They Are Asking the Authorities To Pick Up the Deportees, Including Cubans, Who Are Wandering Around Tapachula, Mexico

A lawyer tells ’14ymedio’ that migrants are afraid of being deported and are hiding.

A group of migrants in Miguel Hidalgo Square, in Tapachula. / Facebook/VENUS Online

14ymedio bigger14ymedio, Mexico City, April 14, 2026 / Merchants in Tapachula, in the Mexican state of Chiapas, are up in arms against a group of migrants deported from the United States, including Cubans, who, in a legal limbo and without access to job opportunities, are surviving as best they can in the vicinity of Miguel Hidalgo Plaza. Specifically, they propose housing them in the tents located at the Olympic Stadium, which are part of the “Mexico Embraces You” program, originally created last year for Mexicans expelled from the United States by the Donald Trump administration.

The deportees, lamented José Elmer Aquiahualt Herrera, president of the Association of Established Merchants and Property Owners of Tapachula (Acepitap), in statements to the Diario del Sur, wander about and relieve themselves everywhere.

In addition, he claims they generate conflicts. According to the shopkeeper, the tents at the Olympic Stadium are the ideal place for deportees. “The place is set up for that purpose, and this way we avoid having migrants relieving themselves in parks,” he insisted.

In early April, the Tapachula city council filed a complaint against Cuban national Eduardo Tosco for allegedly assaulting employee Teresa Estrada. However, the man remains at the plaza. “The authorities searched for him for a few days. They probably realized upon seeing him that they wouldn’t get anywhere by arresting him,” lawyer Roger Ernesto Goitia told 14ymedio .

The lawyer believes that for the transfer to the stadium to take place, “the migrants must first be convinced that they will not be detained and deported.” Goitia states that these people communicate via WhatsApp messages, and “when they see immigration workers or vans, they disperse.”

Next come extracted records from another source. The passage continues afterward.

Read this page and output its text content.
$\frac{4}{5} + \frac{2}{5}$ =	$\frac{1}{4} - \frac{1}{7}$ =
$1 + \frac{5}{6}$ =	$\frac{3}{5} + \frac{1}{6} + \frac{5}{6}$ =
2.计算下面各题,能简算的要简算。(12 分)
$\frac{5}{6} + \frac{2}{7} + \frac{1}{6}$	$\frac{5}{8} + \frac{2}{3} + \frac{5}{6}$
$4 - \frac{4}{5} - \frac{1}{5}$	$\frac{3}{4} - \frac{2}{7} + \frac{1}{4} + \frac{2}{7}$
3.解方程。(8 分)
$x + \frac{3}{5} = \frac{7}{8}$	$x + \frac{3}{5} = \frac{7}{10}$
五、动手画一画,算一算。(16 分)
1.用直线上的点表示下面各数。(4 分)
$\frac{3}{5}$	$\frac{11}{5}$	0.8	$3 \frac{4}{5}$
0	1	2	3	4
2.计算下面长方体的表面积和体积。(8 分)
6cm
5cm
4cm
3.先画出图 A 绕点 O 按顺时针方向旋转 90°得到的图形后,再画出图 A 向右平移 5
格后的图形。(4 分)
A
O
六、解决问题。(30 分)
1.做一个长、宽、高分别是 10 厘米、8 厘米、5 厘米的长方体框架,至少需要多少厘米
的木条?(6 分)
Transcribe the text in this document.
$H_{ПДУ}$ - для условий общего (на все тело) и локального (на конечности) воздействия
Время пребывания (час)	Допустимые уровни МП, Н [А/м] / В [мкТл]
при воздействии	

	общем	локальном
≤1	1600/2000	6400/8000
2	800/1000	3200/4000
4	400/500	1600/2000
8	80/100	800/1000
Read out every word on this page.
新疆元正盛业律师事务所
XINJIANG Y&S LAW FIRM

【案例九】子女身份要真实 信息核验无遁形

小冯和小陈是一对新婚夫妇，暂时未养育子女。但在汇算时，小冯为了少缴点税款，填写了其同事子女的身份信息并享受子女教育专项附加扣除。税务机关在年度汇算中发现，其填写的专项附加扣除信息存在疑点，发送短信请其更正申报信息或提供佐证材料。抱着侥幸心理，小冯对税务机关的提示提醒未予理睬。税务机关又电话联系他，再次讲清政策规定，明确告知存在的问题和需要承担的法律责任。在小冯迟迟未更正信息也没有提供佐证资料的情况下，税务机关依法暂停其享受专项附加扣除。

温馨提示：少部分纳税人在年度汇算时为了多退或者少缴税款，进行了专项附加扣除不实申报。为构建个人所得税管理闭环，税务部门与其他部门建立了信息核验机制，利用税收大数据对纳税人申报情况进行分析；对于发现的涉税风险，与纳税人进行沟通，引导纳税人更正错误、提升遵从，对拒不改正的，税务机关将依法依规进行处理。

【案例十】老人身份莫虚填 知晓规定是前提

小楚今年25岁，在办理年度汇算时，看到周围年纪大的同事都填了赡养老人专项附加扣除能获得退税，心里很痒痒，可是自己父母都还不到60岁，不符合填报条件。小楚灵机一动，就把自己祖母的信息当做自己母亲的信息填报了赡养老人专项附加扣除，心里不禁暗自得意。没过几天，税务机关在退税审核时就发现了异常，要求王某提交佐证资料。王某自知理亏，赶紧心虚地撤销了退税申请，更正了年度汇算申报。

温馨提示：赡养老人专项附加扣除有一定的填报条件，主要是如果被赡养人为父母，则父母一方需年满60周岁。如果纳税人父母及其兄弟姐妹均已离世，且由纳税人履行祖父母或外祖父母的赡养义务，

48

The lawyer explains that the federal program is for Mexican nationals and is designed to provide minimal support.

The lawyer also clarified that the federal program is for Mexican nationals and is designed to “provide minimal support from Tapachula for the return of Mexicans to their places of origin.” Unfortunately, he acknowledged, there is no data on the program’s results in Tapachula. Furthermore, the facility offers assistance three times a week and is “a transit point.”

The most recent precedent is the assistance offered to 121 Mexican nationals—91 men, 17 women, and 13 minors—who were returned to the southern border last January. According to official data, 11,089 Mexicans were received in Tapachula between January 2025 and 2026. The National Migration Institute confirmed to this newspaper that 142,706 people have benefited from the Dignified Repatriation program, which is activated upon arrival in the country through the “Mexico Embraces You” initiative.

Last March, Boston District Judge William Young denounced an “unwritten” agreement with Mexico through which the US has deported 6,000 Cubans. According to Luis Rey García Villagrán, director of the Center for Human Dignity, at least 500 people from the island were expelled in March and abandoned “without papers or money” in the border state with Guatemala.